In the long run, I think it would be interesting to base the whole DNS on a strong set consensus, I really like that idea, but I think that is pretty hard to rely on from early in the project.
I don't think domain squatting or getting lots of domains has to be impossible or is even possible to prevent, just make it meaningless instead:
I don't think any additional restrictions should be placed on these domain names.
If these domains are stored on all pods in a distributed way, there would be a need to keep them in sync. Could we use the paxos protocols, do they scale, are they secure enough? Just an idea.
referenced this issue
Oct 22, 2018
Off on a tangent here ….
In terms of preventing domain squatting, would it be possible to implement some kind of "Solid Client App Registry"?
It seems that a client app is going to require a domain. If there was a way to tie the Domain Registration to the Client App Registration as a 1:1 constraint that might solve the problem.

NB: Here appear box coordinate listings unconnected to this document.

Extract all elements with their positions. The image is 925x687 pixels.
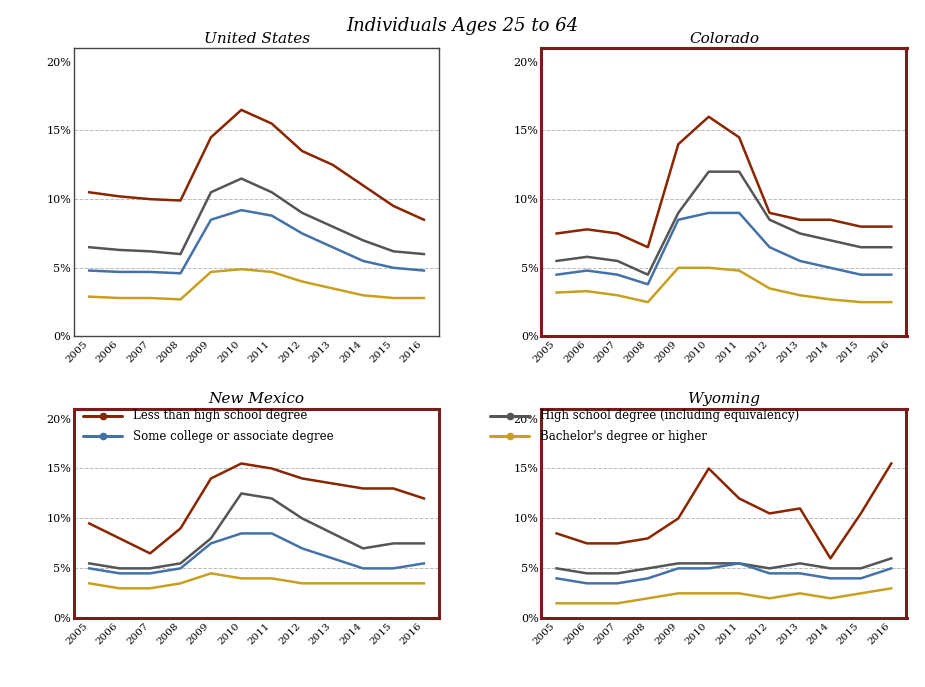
Text: Bachelor's degree or higher: Bachelor's degree or higher bbox=[540, 430, 708, 442]
Title: Wyoming: Wyoming bbox=[688, 392, 760, 406]
Text: Less than high school degree: Less than high school degree bbox=[133, 409, 308, 422]
Title: New Mexico: New Mexico bbox=[208, 392, 304, 406]
Text: Individuals Ages 25 to 64: Individuals Ages 25 to 64 bbox=[346, 17, 579, 35]
Text: High school degree (including equivalency): High school degree (including equivalenc… bbox=[540, 409, 799, 422]
Text: Some college or associate degree: Some college or associate degree bbox=[133, 430, 334, 442]
Title: United States: United States bbox=[204, 32, 310, 45]
Title: Colorado: Colorado bbox=[689, 32, 758, 45]
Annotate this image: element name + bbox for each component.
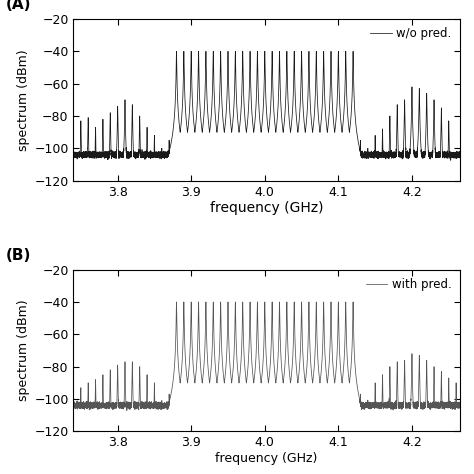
Y-axis label: spectrum (dBm): spectrum (dBm) xyxy=(17,300,30,401)
X-axis label: frequency (GHz): frequency (GHz) xyxy=(216,452,318,465)
Y-axis label: spectrum (dBm): spectrum (dBm) xyxy=(17,49,30,151)
Text: (A): (A) xyxy=(6,0,31,12)
Legend: with pred.: with pred. xyxy=(361,273,456,296)
X-axis label: frequency (GHz): frequency (GHz) xyxy=(210,201,323,215)
Text: (B): (B) xyxy=(6,248,31,263)
Legend: w/o pred.: w/o pred. xyxy=(365,22,456,45)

As for who or how the Client App Registry (app?) would be persisted, administered, and maintained, I don't know.
Melvincarvalho can go to godaddy.com and register any domain he wants like, dipstick.community and then create a page called oil.dipstick.community and then create a page called Mobile.dipstick.community and place links to those domains on each other. Then post a link on facebook to your oil.dipstick.community and google will crawl them. Domain squatting is just business, people use the web for fun, games, social, and business to name a few. I think melvincarvalho is seeking to disrupt others from making money and that I believe is not what solid is about. Solid is revolutionizing the way data is linked together, thats the point.
You can find more conversation on this subject here https://forum.solidproject.org/t/decentralised-solid-domains/408
hey @Mitzi-Laszlo we discussed this issue out of band, and you asked if you could start this topic on the solidproject forum (which Im not currently on) and I said sure that's fine, but to please leave this github issue open, as it intersects potentially with other initiatives.
I've even purchased a domain that points to the topic :
Possibly a misunderstanding, or there is a development I'm unaware of. In the mean time, I hope it's OK to reopen.
You dont need a domain. But having an HTTP URI allows you to use a wide range of tools to dereference the data. How will I get data from a fingerprint?
The other point is that if we work out a way to manage it, we can essentially offer everyone that wants one, a .solid domain for free.
@Ornataweaver got it. It's possible to have content addressable URIs, but this requires an infrastructure to dereference them. Both strategies can play well with each other, but tend to have different network effects around them.
All will play well together and give the end user more choice. Just different strategies with different trade offs. Hope that made a bit of sense!